On top of the list will be the most critical applications in your system. These entail features vital for your business to operate. In short, without these critical applications, you will experience indefinite downtime.
Second on the list should be applications you can work without, but only for a short period like a day or two.
Finally, the third category should have applications you can afford to operate without for three or more days.
By categorizing your hardware and software, you can know which ones to prioritize in case a disaster happens. As a result, you can ensure you’re back online sooner. Review your list annually or semi-annually as part of your cybersecurity measures.
- Business Continuity Plan
The business continuity plan involves identifying disaster recovery sites to move your IT infrastructure to during a cyberattack. It defines functions and processes necessary for continuity and who’s responsible for them.
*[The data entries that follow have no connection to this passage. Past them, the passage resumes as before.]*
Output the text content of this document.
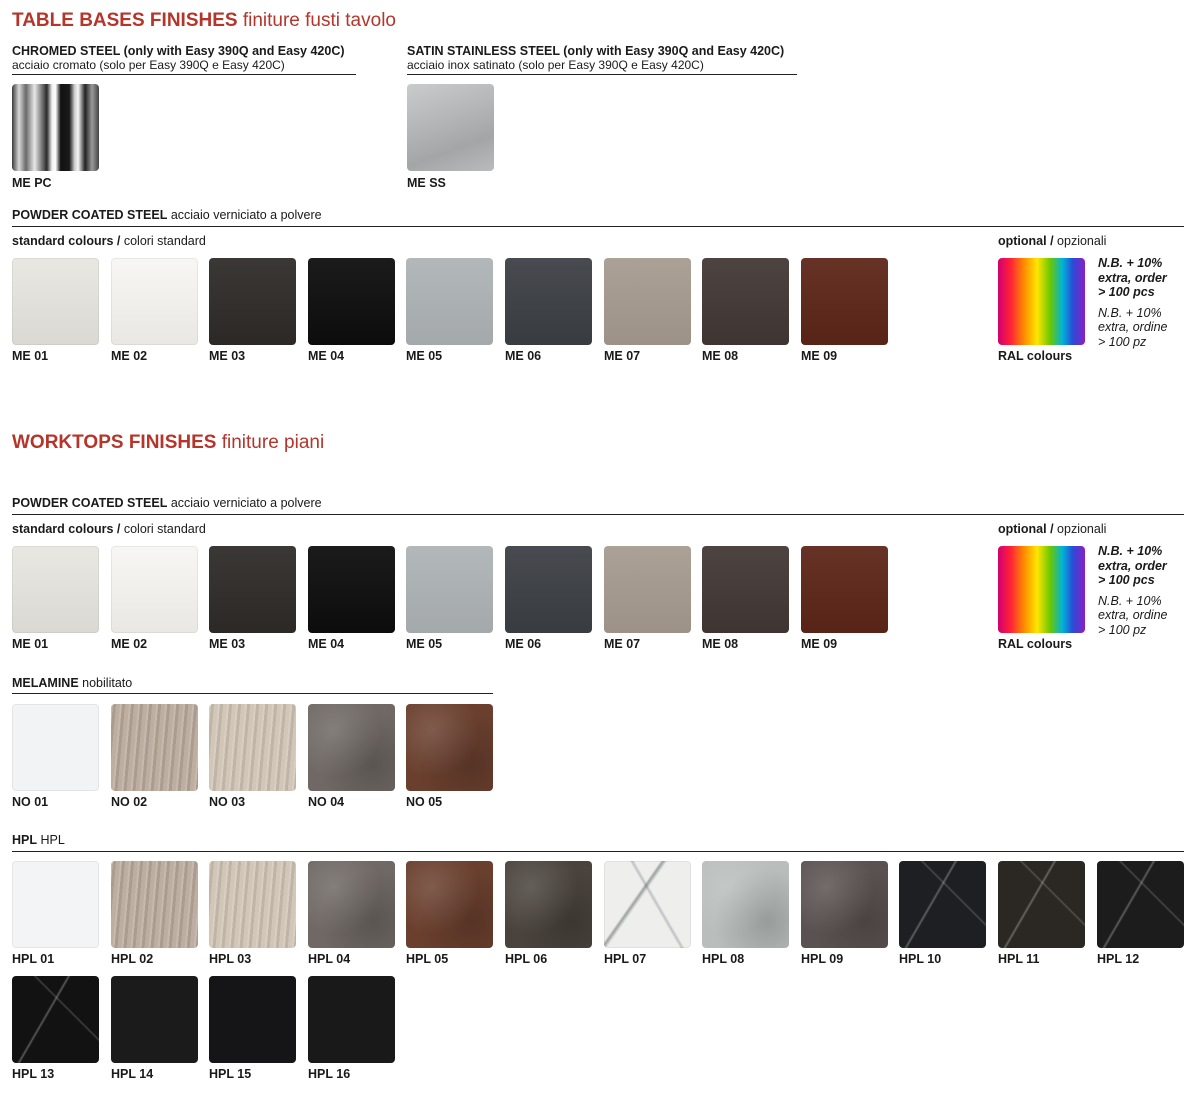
TABLE BASES FINISHES finiture fusti tavolo
CHROMED STEEL (only with Easy 390Q and Easy 420C)
acciaio cromato (solo per Easy 390Q e Easy 420C)
ME PC
SATIN STAINLESS STEEL (only with Easy 390Q and Easy 420C)
acciaio inox satinato (solo per Easy 390Q e Easy 420C)
ME SS
POWDER COATED STEEL acciaio verniciato a polvere
standard colours / colori standard	optional / opzionali
ME 01	ME 02	ME 03	ME 04	ME 05	ME 06	ME 07	ME 08	ME 09	RAL colours
N.B. + 10%
extra, order
> 100 pcs
N.B. + 10%
extra, ordine
> 100 pz
WORKTOPS FINISHES finiture piani
POWDER COATED STEEL acciaio verniciato a polvere
standard colours / colori standard	optional / opzionali
ME 01	ME 02	ME 03	ME 04	ME 05	ME 06	ME 07	ME 08	ME 09	RAL colours
N.B. + 10%
extra, order
> 100 pcs
N.B. + 10%
extra, ordine
> 100 pz
MELAMINE nobilitato
NO 01	NO 02	NO 03	NO 04	NO 05
HPL HPL
HPL 01	HPL 02	HPL 03	HPL 04	HPL 05	HPL 06	HPL 07	HPL 08	HPL 09	HPL 10	HPL 11	HPL 12
HPL 13	HPL 14	HPL 15	HPL 16
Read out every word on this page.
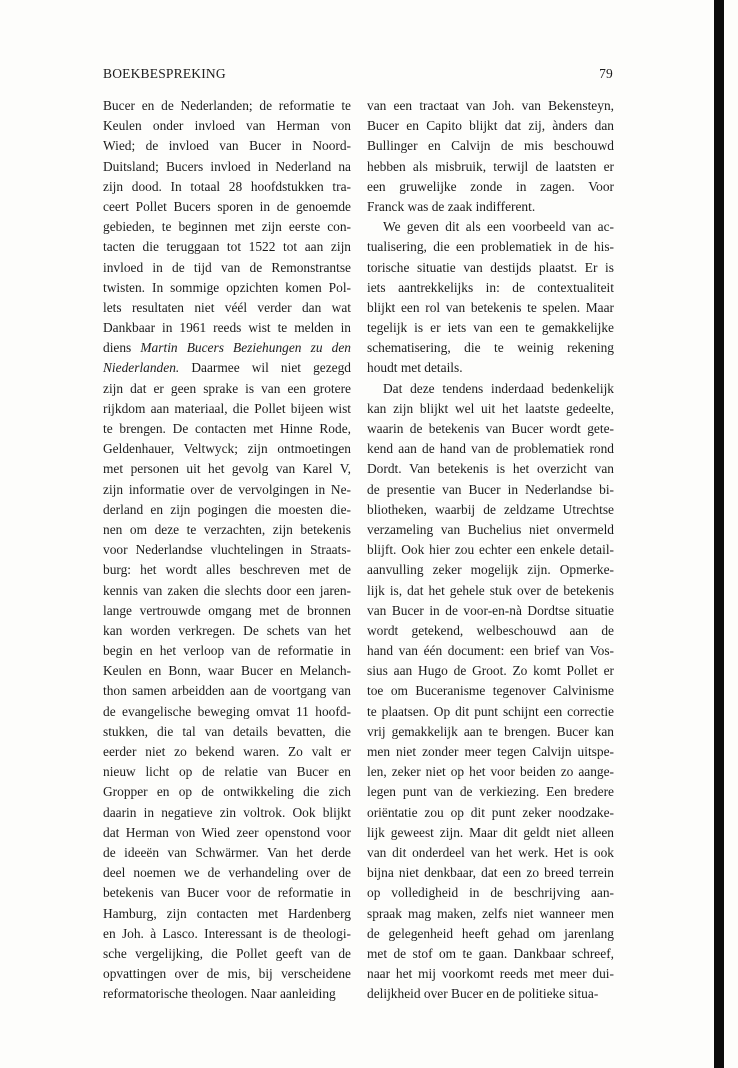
BOEKBESPREKING	79
Bucer en de Nederlanden; de reformatie te
Keulen onder invloed van Herman von
Wied; de invloed van Bucer in Noord-
Duitsland; Bucers invloed in Nederland na
zijn dood. In totaal 28 hoofdstukken tra-
ceert Pollet Bucers sporen in de genoemde
gebieden, te beginnen met zijn eerste con-
tacten die teruggaan tot 1522 tot aan zijn
invloed in de tijd van de Remonstrantse
twisten. In sommige opzichten komen Pol-
lets resultaten niet véél verder dan wat
Dankbaar in 1961 reeds wist te melden in
diens Martin Bucers Beziehungen zu den
Niederlanden. Daarmee wil niet gezegd
zijn dat er geen sprake is van een grotere
rijkdom aan materiaal, die Pollet bijeen wist
te brengen. De contacten met Hinne Rode,
Geldenhauer, Veltwyck; zijn ontmoetingen
met personen uit het gevolg van Karel V,
zijn informatie over de vervolgingen in Ne-
derland en zijn pogingen die moesten die-
nen om deze te verzachten, zijn betekenis
voor Nederlandse vluchtelingen in Straats-
burg: het wordt alles beschreven met de
kennis van zaken die slechts door een jaren-
lange vertrouwde omgang met de bronnen
kan worden verkregen. De schets van het
begin en het verloop van de reformatie in
Keulen en Bonn, waar Bucer en Melanch-
thon samen arbeidden aan de voortgang van
de evangelische beweging omvat 11 hoofd-
stukken, die tal van details bevatten, die
eerder niet zo bekend waren. Zo valt er
nieuw licht op de relatie van Bucer en
Gropper en op de ontwikkeling die zich
daarin in negatieve zin voltrok. Ook blijkt
dat Herman von Wied zeer openstond voor
de ideeën van Schwärmer. Van het derde
deel noemen we de verhandeling over de
betekenis van Bucer voor de reformatie in
Hamburg, zijn contacten met Hardenberg
en Joh. à Lasco. Interessant is de theologi-
sche vergelijking, die Pollet geeft van de
opvattingen over de mis, bij verscheidene
reformatorische theologen. Naar aanleiding
van een tractaat van Joh. van Bekensteyn,
Bucer en Capito blijkt dat zij, ànders dan
Bullinger en Calvijn de mis beschouwd
hebben als misbruik, terwijl de laatsten er
een gruwelijke zonde in zagen. Voor
Franck was de zaak indifferent.
We geven dit als een voorbeeld van ac-
tualisering, die een problematiek in de his-
torische situatie van destijds plaatst. Er is
iets aantrekkelijks in: de contextualiteit
blijkt een rol van betekenis te spelen. Maar
tegelijk is er iets van een te gemakkelijke
schematisering, die te weinig rekening
houdt met details.
Dat deze tendens inderdaad bedenkelijk
kan zijn blijkt wel uit het laatste gedeelte,
waarin de betekenis van Bucer wordt gete-
kend aan de hand van de problematiek rond
Dordt. Van betekenis is het overzicht van
de presentie van Bucer in Nederlandse bi-
bliotheken, waarbij de zeldzame Utrechtse
verzameling van Buchelius niet onvermeld
blijft. Ook hier zou echter een enkele detail-
aanvulling zeker mogelijk zijn. Opmerke-
lijk is, dat het gehele stuk over de betekenis
van Bucer in de voor-en-nà Dordtse situatie
wordt getekend, welbeschouwd aan de
hand van één document: een brief van Vos-
sius aan Hugo de Groot. Zo komt Pollet er
toe om Buceranisme tegenover Calvinisme
te plaatsen. Op dit punt schijnt een correctie
vrij gemakkelijk aan te brengen. Bucer kan
men niet zonder meer tegen Calvijn uitspe-
len, zeker niet op het voor beiden zo aange-
legen punt van de verkiezing. Een bredere
oriëntatie zou op dit punt zeker noodzake-
lijk geweest zijn. Maar dit geldt niet alleen
van dit onderdeel van het werk. Het is ook
bijna niet denkbaar, dat een zo breed terrein
op volledigheid in de beschrijving aan-
spraak mag maken, zelfs niet wanneer men
de gelegenheid heeft gehad om jarenlang
met de stof om te gaan. Dankbaar schreef,
naar het mij voorkomt reeds met meer dui-
delijkheid over Bucer en de politieke situa-
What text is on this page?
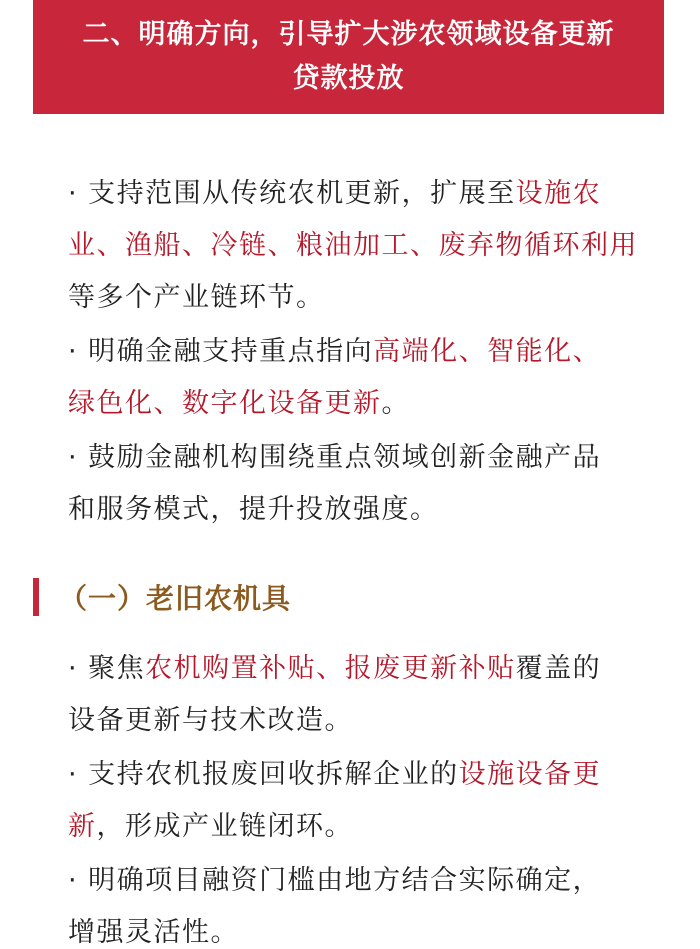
二、明确方向，引导扩大涉农领域设备更新
贷款投放
· 支持范围从传统农机更新，扩展至设施农
业、渔船、冷链、粮油加工、废弃物循环利用
等多个产业链环节。
· 明确金融支持重点指向高端化、智能化、
绿色化、数字化设备更新。
· 鼓励金融机构围绕重点领域创新金融产品
和服务模式，提升投放强度。
（一）老旧农机具
· 聚焦农机购置补贴、报废更新补贴覆盖的
设备更新与技术改造。
· 支持农机报废回收拆解企业的设施设备更
新，形成产业链闭环。
· 明确项目融资门槛由地方结合实际确定，
增强灵活性。
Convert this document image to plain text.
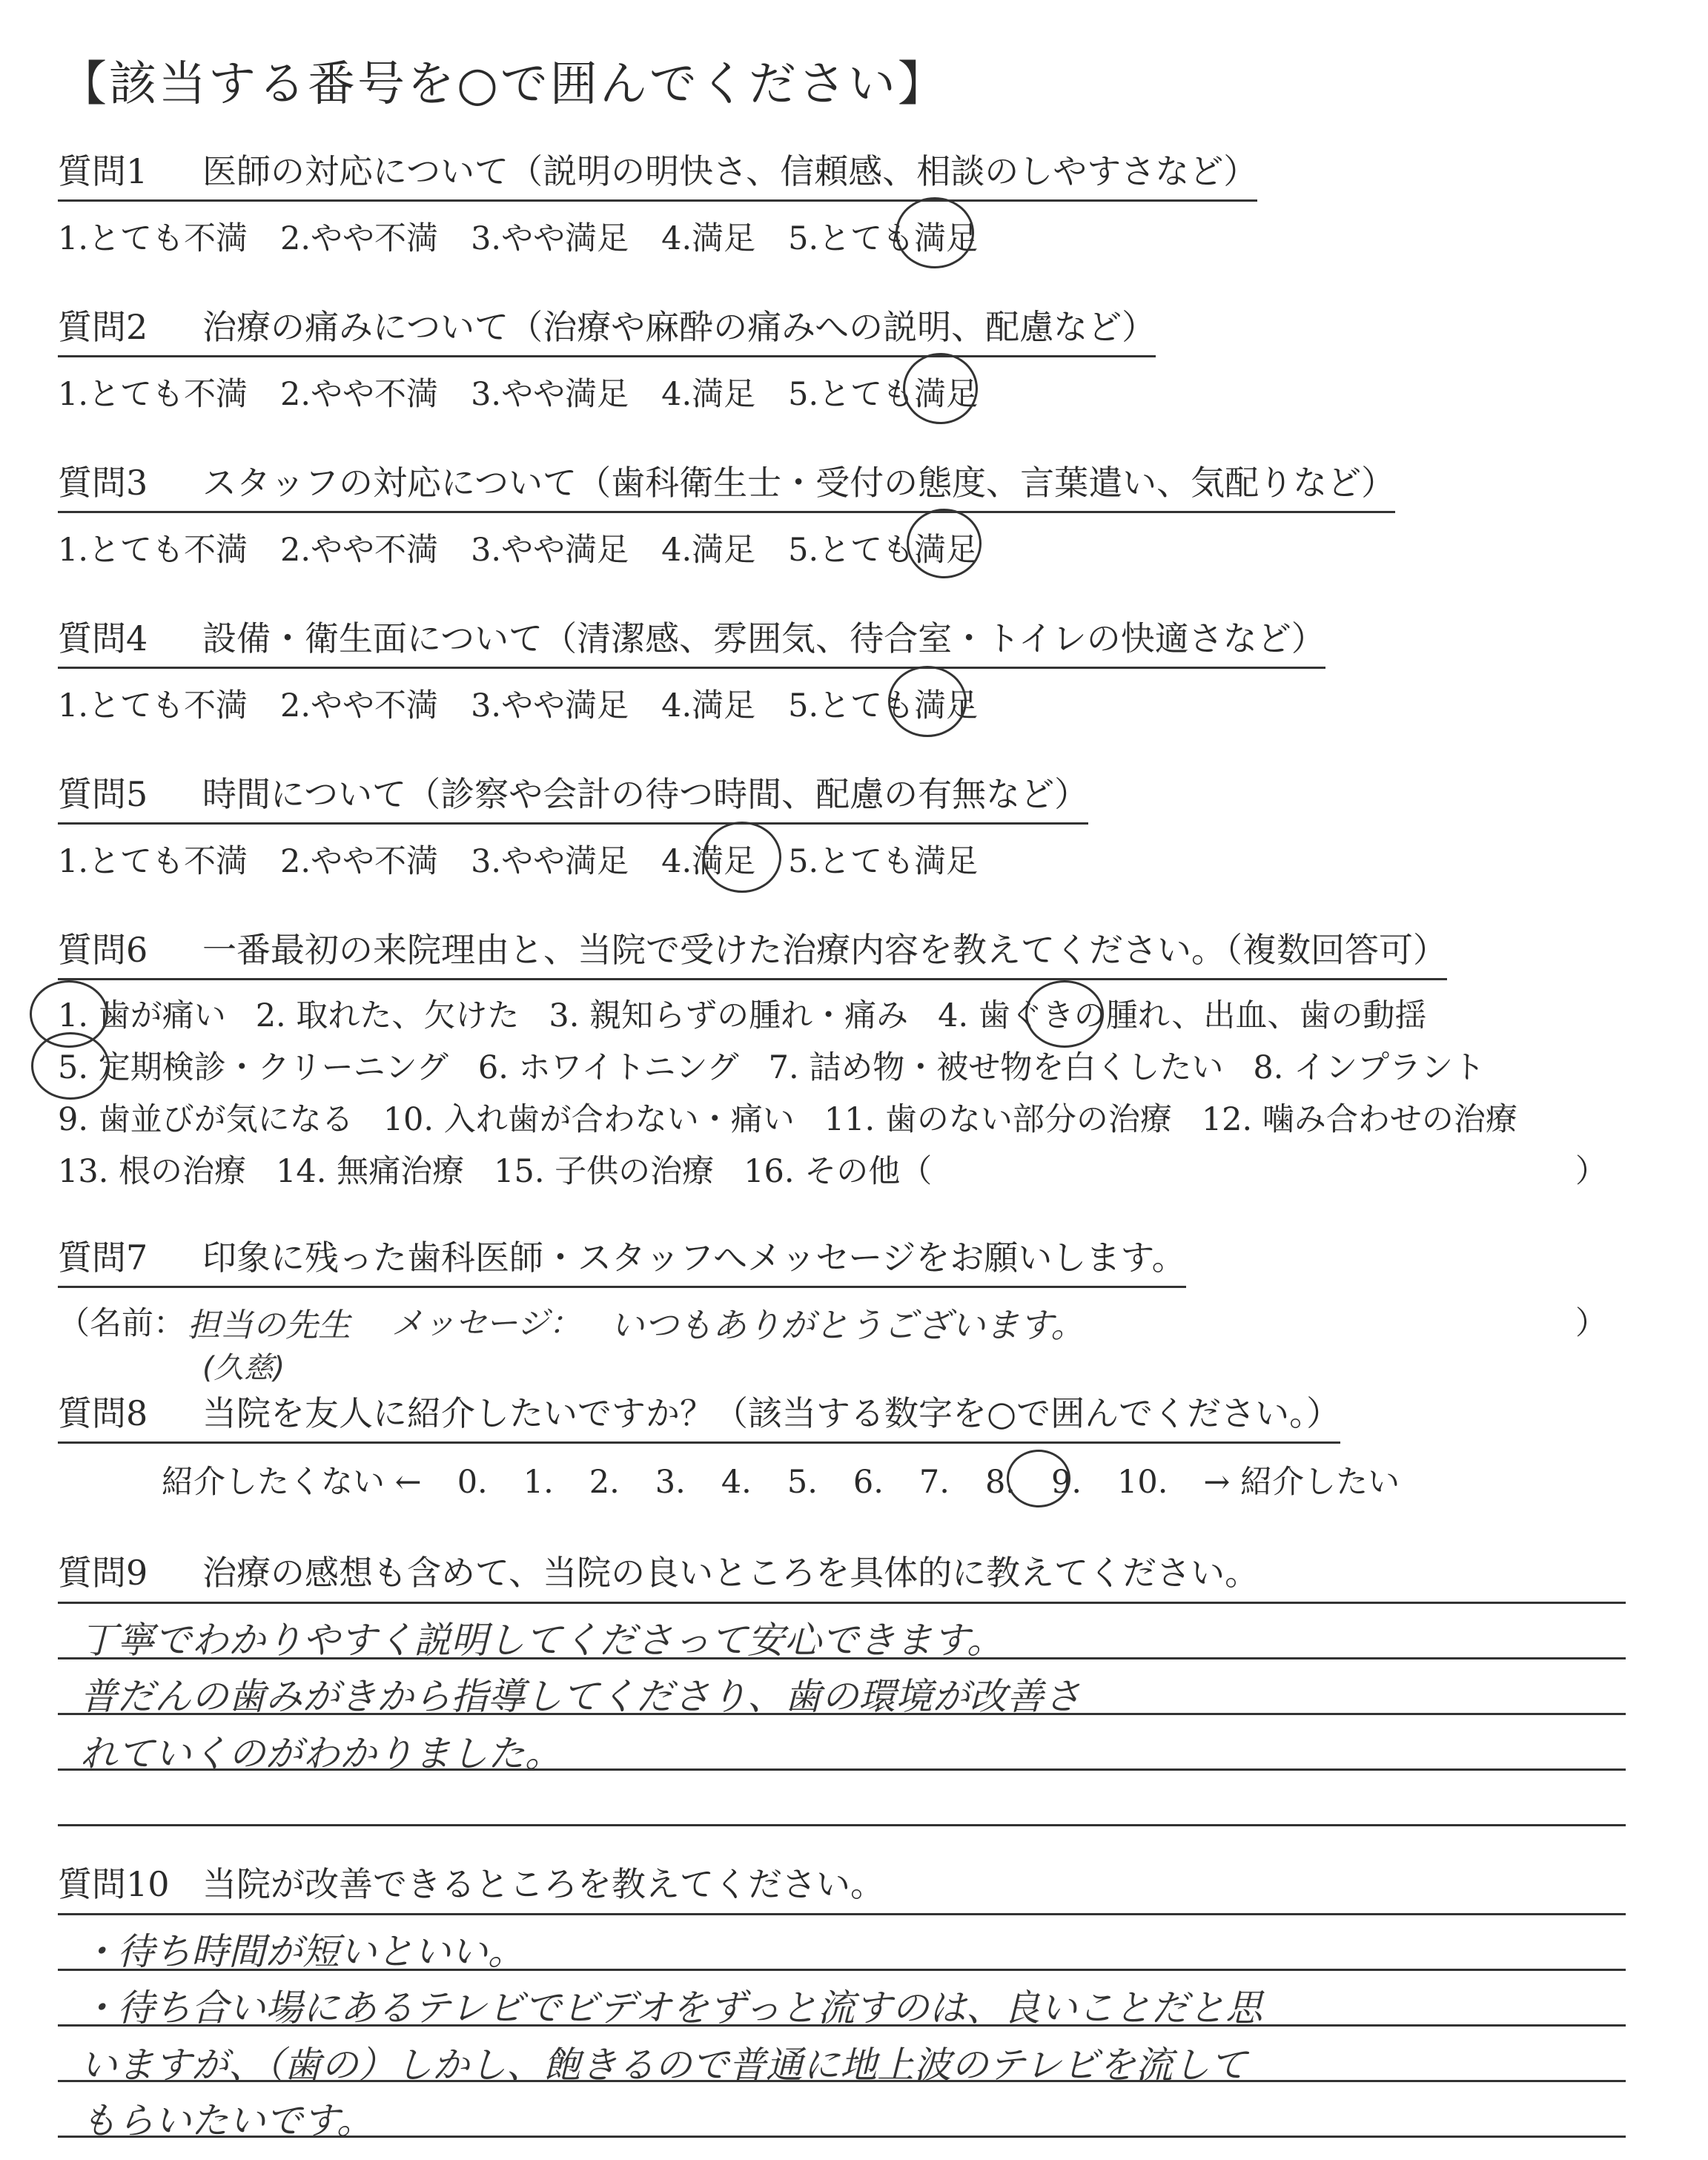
【該当する番号を○で囲んでください】
質問1 医師の対応について（説明の明快さ、信頼感、相談のしやすさなど）
1.とても不満 2.やや不満 3.やや満足 4.満足 5.とても満足
質問2 治療の痛みについて（治療や麻酔の痛みへの説明、配慮など）
1.とても不満 2.やや不満 3.やや満足 4.満足 5.とても満足
質問3 スタッフの対応について（歯科衛生士・受付の態度、言葉遣い、気配りなど）
1.とても不満 2.やや不満 3.やや満足 4.満足 5.とても満足
質問4 設備・衛生面について（清潔感、雰囲気、待合室・トイレの快適さなど）
1.とても不満 2.やや不満 3.やや満足 4.満足 5.とても満足
質問5 時間について（診察や会計の待つ時間、配慮の有無など）
1.とても不満 2.やや不満 3.やや満足 4.満足 5.とても満足
質問6 一番最初の来院理由と、当院で受けた治療内容を教えてください。（複数回答可）
1. 歯が痛い 2. 取れた、欠けた 3. 親知らずの腫れ・痛み 4. 歯ぐきの腫れ、出血、歯の動揺
5. 定期検診・クリーニング 6. ホワイトニング 7. 詰め物・被せ物を白くしたい 8. インプラント
9. 歯並びが気になる 10. 入れ歯が合わない・痛い 11. 歯のない部分の治療 12. 噛み合わせの治療
13. 根の治療 14. 無痛治療 15. 子供の治療 16. その他（	）
質問7 印象に残った歯科医師・スタッフへメッセージをお願いします。
（名前： 担当の先生
(久慈)
メッセージ： いつもありがとうございます。	）
質問8 当院を友人に紹介したいですか？（該当する数字を○で囲んでください。）
紹介したくない ← 0. 1. 2. 3. 4. 5. 6. 7. 8. 9. 10. → 紹介したい
質問9 治療の感想も含めて、当院の良いところを具体的に教えてください。
丁寧でわかりやすく説明してくださって安心できます。
普だんの歯みがきから指導してくださり、歯の環境が改善さ
れていくのがわかりました。
質問10 当院が改善できるところを教えてください。
・待ち時間が短いといい。
・待ち合い場にあるテレビでビデオをずっと流すのは、良いことだと思
いますが、（歯の）しかし、飽きるので普通に地上波のテレビを流して
もらいたいです。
Group the recovery sites into hot, warm, and cold. These three sites should perform automatic backups to help speed the recovery process. The hot site will serve as a data center for high-priority functional IT assets. Next, the warm site will hold critical applications without customer data. Lastly, the cold site will store IT assets that don’t have technology requirements until after the disaster recovery is complete.
- Data Backup, Recovery, And Restoration Plan
Data is the most critical thing in your system. Therefore, you’ll want to have a robust data loss, backup, recovery, and restoration plan.
Your disaster recovery plan should identify and prioritize sensitive information like personally identifiable information. The recovery plan must also indicate who among your team members has access to such data in case of a cyberattack. To help you implement this plan, cybersecurity experts recommend following the 3-2-1 data backup rule.
Furthermore, your system downtime plan should include steps for returning your systems online as quickly as possible Those should cover what to do to contain attacks and prevent future system breaches.
As business operations become more data-centric, you should take the time to put together a robust cybersecurity disaster recovery plan. This primer should encourage you to think about where you should start and how you can implement the security features you need. Keep your business protected now.